Armada 2019 : le dispositif sécuritaire exceptionnel a été une réussite

Rouen : une patrouille de la police nationale sur la Seine entre les deux quais de l'Armada le mardi 11 juin 2019 / © France 3 Normandie / Image extraite de la vidéo du JRI Olivier Flavien
Rouen : une patrouille de la police nationale sur la Seine entre les deux quais de l'Armada le mardi 11 juin 2019 / © France 3 Normandie / Image extraite de la vidéo du JRI Olivier Flavien

Après 10 jours de festivités sur les quais, l'heure est au bilan pour les autorités. Aucun incident grave n'est a déplorer.

Par Maxime Fourrier

L'édition 2019 de l'Armada de Rouen semble avoir été celle de tous les records. Pour le moment, on ne connait pas encore le nombre de visiteurs sur les quais de Seine. Mais pour les autorités, il se compte en millions. 
Pour l'occasion, un dispositif de sécurité exceptionnel a été mis en place. Pour la première fois cette année, huit kilomètres de barrières ont été installées autour de l'Armada et un système de filtrage a régulé l'entrée des personnes. Le ministère de l'Intérieur avait classé l'Armada comme un "grand évènement" déclenchant ainsi des moyens considérable pour la protection du public.

L'évènement etait préparé depuis plus de dix-huit mois par 12 groupes de travail notamment pour le secours aux personnes, la sécurité ou la gestion de la Seine. - Pierre-André Durand, préfet de Normandie, préfet de Seine-Maritime

 

Un contexte terroriste

La cloture du périmètre avait été décidé dans "le contexte terroriste" dans le lequel se trouve actuellement le pays. Les autorités parlent d'une "préoccupation constante" pendant l'évènement. Après dix jours de festivités, la préfecture assure que le dispositif a plutôt bien fonctionné. Et malgré un nombre important d'agents de sécurité - plus de 300 - et des forces de l'ordre très présentes, l'Armada est restée un évènement serein, populaire et familiale. 

C'est un gros succès, des centaines de milliers de visiteurs se sont déplacées chaque jour. Samedi soir 'le 15 juin', plus de 50.000 personnes étaient présentes aux concerts sur la presqu'ile. - Pierre-André Durand, préfet de Normandie, préfet de Seine-Maritime

 


1,5 millions d'euros uniquement pour sécuriser le site

L'organisation de l'Armada avait recruté 300 agents de sécurité pour assurer les fouilles aux cinq entrées sur le site. De son côté, l'État a mobilisé plusieurs centaines de policiers, de gendarmes et de militaires de la force Sentinelle. Les services de la Préfecture n'ont pas souhaité donner plus de précisions sur le nombre des moyens humains mobilisés. Objectif : garder le dispositif secret pour la huitième édition de l'Armada. Enfin, en plus des caméras de la police nationale, 120 autres caméras avaient été installées uniquement pour l'évènement.
Entre le 6 juin et le 16 juin 2019, les forces de l'ordre ont procédé à cinq interpellations pour outrage, ivresse et une pour une agression sexuelle. Les cinq individus ont été placés en garde à vue et seront présentés à un juge. La police a également reçu 16 plaintes notamment pour vols et violences.

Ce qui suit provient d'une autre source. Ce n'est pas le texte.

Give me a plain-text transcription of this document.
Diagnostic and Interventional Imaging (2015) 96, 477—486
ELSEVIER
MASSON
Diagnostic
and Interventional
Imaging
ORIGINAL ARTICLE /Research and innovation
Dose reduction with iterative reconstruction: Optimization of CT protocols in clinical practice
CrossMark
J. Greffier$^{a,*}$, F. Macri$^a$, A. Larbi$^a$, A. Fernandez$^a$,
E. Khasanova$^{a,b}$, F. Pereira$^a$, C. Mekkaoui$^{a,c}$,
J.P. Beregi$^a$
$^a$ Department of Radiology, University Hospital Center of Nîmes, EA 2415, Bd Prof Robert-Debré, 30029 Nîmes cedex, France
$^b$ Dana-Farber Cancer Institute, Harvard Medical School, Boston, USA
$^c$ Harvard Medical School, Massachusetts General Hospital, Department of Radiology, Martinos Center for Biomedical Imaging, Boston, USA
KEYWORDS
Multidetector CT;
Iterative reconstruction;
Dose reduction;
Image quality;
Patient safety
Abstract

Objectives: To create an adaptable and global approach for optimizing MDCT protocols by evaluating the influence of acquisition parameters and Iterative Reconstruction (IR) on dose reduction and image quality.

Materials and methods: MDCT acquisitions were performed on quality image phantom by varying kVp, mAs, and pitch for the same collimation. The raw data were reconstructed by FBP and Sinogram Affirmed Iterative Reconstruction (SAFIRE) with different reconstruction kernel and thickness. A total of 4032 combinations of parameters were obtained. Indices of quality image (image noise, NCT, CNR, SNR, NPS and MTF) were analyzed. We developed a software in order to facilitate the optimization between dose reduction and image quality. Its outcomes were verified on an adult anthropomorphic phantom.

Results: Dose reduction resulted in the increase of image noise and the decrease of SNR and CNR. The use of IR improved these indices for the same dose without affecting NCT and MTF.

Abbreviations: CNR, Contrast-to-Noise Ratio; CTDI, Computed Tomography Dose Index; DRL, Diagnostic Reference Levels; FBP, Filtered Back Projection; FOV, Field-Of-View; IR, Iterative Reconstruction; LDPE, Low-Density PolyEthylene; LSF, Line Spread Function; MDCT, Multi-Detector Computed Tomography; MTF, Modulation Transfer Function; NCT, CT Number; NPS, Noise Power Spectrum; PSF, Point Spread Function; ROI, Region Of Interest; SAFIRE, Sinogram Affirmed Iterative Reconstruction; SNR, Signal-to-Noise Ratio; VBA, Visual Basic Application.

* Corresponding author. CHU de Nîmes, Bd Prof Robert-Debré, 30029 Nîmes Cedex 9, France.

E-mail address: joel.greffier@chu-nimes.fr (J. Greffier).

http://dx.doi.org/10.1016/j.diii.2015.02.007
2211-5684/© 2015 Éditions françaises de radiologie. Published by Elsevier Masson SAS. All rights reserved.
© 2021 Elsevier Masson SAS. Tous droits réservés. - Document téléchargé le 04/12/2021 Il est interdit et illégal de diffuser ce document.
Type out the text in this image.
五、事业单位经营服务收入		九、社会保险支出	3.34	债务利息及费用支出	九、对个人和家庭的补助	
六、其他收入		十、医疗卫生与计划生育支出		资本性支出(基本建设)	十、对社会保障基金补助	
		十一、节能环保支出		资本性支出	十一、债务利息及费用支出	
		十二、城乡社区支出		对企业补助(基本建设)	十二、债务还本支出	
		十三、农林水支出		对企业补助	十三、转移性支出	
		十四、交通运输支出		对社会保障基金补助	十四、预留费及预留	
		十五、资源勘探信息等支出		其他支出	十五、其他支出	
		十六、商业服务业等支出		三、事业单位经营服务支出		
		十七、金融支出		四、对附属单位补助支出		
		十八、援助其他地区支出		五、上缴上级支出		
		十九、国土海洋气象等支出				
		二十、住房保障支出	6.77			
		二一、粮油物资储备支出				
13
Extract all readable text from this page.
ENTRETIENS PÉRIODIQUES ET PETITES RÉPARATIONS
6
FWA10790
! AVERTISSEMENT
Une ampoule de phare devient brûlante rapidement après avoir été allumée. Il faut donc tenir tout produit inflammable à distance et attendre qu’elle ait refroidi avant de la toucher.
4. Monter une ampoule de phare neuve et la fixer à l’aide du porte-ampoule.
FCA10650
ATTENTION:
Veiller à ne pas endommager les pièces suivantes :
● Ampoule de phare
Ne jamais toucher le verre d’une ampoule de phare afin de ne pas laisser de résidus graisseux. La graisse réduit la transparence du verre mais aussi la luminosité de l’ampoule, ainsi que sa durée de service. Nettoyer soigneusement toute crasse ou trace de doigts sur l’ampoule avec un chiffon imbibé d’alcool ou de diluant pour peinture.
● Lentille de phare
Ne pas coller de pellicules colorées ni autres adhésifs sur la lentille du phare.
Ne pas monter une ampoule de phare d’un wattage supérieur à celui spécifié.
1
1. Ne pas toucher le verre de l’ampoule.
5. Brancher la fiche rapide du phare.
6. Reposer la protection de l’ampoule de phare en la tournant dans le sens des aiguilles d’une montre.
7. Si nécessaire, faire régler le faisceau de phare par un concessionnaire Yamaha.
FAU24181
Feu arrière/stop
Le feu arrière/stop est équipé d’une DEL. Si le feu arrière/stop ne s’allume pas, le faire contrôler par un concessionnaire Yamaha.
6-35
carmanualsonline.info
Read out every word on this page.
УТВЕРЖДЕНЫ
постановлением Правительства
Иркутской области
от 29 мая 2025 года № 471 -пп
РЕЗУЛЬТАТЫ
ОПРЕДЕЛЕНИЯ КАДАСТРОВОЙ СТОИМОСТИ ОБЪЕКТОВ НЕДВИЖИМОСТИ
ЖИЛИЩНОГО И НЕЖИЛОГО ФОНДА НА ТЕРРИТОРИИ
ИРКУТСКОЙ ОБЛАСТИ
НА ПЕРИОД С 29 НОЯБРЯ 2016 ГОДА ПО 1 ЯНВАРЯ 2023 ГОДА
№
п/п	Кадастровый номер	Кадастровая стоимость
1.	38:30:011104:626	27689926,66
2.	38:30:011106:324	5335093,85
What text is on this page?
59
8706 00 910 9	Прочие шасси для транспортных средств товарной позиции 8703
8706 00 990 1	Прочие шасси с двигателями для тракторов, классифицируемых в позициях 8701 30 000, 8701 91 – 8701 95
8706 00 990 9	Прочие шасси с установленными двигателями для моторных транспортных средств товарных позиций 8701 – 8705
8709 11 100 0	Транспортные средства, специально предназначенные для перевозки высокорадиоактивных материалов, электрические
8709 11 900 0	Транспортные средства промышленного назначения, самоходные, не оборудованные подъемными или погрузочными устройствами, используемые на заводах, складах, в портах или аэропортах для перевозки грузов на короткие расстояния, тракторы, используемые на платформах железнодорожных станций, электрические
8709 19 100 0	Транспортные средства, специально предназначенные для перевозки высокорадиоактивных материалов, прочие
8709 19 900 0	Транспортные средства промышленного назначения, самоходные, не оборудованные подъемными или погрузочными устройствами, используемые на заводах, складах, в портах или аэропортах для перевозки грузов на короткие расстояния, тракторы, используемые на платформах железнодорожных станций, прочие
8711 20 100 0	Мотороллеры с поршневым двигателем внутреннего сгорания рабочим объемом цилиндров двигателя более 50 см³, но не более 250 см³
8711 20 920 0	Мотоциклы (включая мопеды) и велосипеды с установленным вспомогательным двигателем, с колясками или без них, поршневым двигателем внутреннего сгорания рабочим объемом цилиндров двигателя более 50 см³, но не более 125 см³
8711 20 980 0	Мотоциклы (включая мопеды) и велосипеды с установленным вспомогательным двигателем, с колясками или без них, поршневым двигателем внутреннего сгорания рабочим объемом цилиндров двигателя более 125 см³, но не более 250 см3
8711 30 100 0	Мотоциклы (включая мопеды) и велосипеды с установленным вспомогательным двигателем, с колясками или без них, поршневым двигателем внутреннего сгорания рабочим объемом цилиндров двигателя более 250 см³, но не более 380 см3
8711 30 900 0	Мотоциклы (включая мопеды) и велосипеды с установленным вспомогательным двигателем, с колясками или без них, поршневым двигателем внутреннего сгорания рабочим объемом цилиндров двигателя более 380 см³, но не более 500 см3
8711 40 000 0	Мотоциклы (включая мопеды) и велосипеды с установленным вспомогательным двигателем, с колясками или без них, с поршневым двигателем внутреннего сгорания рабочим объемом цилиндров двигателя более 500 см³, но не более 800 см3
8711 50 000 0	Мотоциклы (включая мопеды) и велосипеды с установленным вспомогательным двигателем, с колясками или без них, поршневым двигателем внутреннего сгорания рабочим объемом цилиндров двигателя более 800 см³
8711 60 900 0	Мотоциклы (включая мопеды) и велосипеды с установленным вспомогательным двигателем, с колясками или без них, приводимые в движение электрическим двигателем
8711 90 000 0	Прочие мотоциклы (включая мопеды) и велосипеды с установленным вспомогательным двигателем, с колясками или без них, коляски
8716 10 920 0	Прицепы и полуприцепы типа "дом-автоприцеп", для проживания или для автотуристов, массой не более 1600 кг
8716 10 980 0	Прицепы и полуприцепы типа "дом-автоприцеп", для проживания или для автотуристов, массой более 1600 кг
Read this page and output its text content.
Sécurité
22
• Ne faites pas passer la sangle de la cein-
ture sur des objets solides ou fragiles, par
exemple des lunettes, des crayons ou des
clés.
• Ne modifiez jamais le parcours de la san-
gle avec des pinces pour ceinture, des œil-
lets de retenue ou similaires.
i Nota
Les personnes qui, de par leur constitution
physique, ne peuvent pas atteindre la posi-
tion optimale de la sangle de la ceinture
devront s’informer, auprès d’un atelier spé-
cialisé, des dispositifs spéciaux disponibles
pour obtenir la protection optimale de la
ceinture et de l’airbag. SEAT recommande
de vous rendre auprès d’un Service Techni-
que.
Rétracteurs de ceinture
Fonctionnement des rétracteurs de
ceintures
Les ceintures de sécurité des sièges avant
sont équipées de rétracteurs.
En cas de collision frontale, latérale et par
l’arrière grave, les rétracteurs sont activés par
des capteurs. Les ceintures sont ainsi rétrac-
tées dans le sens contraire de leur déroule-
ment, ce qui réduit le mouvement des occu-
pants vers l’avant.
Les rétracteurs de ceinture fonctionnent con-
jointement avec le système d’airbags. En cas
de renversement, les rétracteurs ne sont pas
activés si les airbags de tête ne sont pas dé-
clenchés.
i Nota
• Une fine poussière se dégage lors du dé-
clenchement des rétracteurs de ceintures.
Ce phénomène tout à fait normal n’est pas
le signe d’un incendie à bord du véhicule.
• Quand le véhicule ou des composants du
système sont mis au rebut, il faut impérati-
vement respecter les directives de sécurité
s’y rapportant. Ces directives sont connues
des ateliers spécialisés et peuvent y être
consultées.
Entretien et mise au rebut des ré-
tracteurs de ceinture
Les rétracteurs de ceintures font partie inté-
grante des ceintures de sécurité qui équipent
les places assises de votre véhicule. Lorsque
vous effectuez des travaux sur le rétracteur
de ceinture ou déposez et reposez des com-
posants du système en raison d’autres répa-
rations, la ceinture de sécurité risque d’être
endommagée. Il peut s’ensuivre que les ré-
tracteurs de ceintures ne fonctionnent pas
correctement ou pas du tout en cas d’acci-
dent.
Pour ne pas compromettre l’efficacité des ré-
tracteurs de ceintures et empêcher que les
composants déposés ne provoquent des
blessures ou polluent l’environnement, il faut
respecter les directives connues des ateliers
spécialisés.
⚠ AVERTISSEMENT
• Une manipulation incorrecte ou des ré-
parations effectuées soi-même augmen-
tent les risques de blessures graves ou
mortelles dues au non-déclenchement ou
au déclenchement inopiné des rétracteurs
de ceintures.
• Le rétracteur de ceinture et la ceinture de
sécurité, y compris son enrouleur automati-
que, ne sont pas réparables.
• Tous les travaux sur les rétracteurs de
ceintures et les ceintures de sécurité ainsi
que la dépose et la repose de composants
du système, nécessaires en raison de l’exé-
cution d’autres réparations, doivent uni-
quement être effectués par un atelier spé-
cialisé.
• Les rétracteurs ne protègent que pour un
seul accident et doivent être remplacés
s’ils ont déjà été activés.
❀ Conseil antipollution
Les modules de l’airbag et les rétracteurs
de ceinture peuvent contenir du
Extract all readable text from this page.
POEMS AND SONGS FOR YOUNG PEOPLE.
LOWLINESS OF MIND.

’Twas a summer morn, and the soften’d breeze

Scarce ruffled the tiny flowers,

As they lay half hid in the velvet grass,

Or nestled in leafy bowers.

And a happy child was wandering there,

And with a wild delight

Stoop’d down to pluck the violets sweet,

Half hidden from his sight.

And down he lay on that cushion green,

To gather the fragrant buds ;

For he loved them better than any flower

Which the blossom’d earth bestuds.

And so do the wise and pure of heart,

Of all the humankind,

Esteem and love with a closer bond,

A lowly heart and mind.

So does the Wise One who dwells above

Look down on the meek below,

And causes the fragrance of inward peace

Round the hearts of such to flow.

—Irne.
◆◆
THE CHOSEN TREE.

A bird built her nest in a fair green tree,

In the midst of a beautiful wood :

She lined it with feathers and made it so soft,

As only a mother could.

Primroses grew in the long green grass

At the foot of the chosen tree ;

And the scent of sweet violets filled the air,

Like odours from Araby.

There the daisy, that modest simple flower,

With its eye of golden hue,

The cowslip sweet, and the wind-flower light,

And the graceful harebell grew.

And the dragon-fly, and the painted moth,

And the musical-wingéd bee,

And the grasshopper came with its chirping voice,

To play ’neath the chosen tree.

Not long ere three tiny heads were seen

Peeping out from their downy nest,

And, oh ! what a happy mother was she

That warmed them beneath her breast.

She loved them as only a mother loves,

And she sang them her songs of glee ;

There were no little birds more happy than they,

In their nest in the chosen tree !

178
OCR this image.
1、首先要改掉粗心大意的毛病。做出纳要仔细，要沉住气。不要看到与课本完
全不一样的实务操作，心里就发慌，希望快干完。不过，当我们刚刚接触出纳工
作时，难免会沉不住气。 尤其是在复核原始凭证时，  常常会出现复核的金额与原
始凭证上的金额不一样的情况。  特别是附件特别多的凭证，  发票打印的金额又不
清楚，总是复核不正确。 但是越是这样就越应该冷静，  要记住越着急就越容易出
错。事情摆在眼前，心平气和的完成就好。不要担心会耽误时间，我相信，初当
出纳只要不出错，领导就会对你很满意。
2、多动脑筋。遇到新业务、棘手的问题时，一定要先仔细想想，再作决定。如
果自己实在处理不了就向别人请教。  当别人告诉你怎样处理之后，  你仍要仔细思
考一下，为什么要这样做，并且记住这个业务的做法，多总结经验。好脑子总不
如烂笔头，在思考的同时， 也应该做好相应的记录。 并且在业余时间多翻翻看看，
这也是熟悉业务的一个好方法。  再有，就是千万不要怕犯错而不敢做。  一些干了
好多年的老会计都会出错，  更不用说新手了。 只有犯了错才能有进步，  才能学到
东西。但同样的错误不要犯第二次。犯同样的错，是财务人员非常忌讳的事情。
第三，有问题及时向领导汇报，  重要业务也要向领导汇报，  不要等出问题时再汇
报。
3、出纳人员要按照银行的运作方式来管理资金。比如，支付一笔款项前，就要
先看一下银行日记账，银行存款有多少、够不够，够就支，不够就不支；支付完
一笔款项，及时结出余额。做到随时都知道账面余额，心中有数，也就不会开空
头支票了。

La Protection civile et la Croix-Rouge ont eux aussi veillé pendant 10 jours pour prendre en charge les victimes d'accidents graves ou bénins. Les 300 secouristes, 20 médecins du SAMU ont participé à 867 opérations de secours. Parmi elles, 100 ont nécessité une évacuation vers un centre hospitalier. Les services de secours sont intervenus à trois reprises pour des personnes en arrêt cardiaques. La préfecture déplore deux décès qui restent toutefois sans lien avec l'Armada. De son côté le SDIS a noté une augmentation de 25% des interventions dans l'agglomération de Rouen.
 
 

"Nous allons faire un retour d'expérience sur les quelques couacs"

Comme en 2013, la préfecture de Seine-Maritime va faire un bilan sécuritaire pour ne pas reproduire les mêmes erreurs lors de la prochaine édition. 

Nous avons une marge de progrès dans la fluidité des contrôles, reconnait Pierre-André Durand, préfet de Normandie, préfet de Seine-Maritime

Concernant le stand de vente de couteaux sur le site de l'Armada, la préfecture reconnait un couac qui a "vite été resolu". En réalité, le commercialisateur des stands n'aurait pas correctement vérifier les objets vendus sur celui-ci.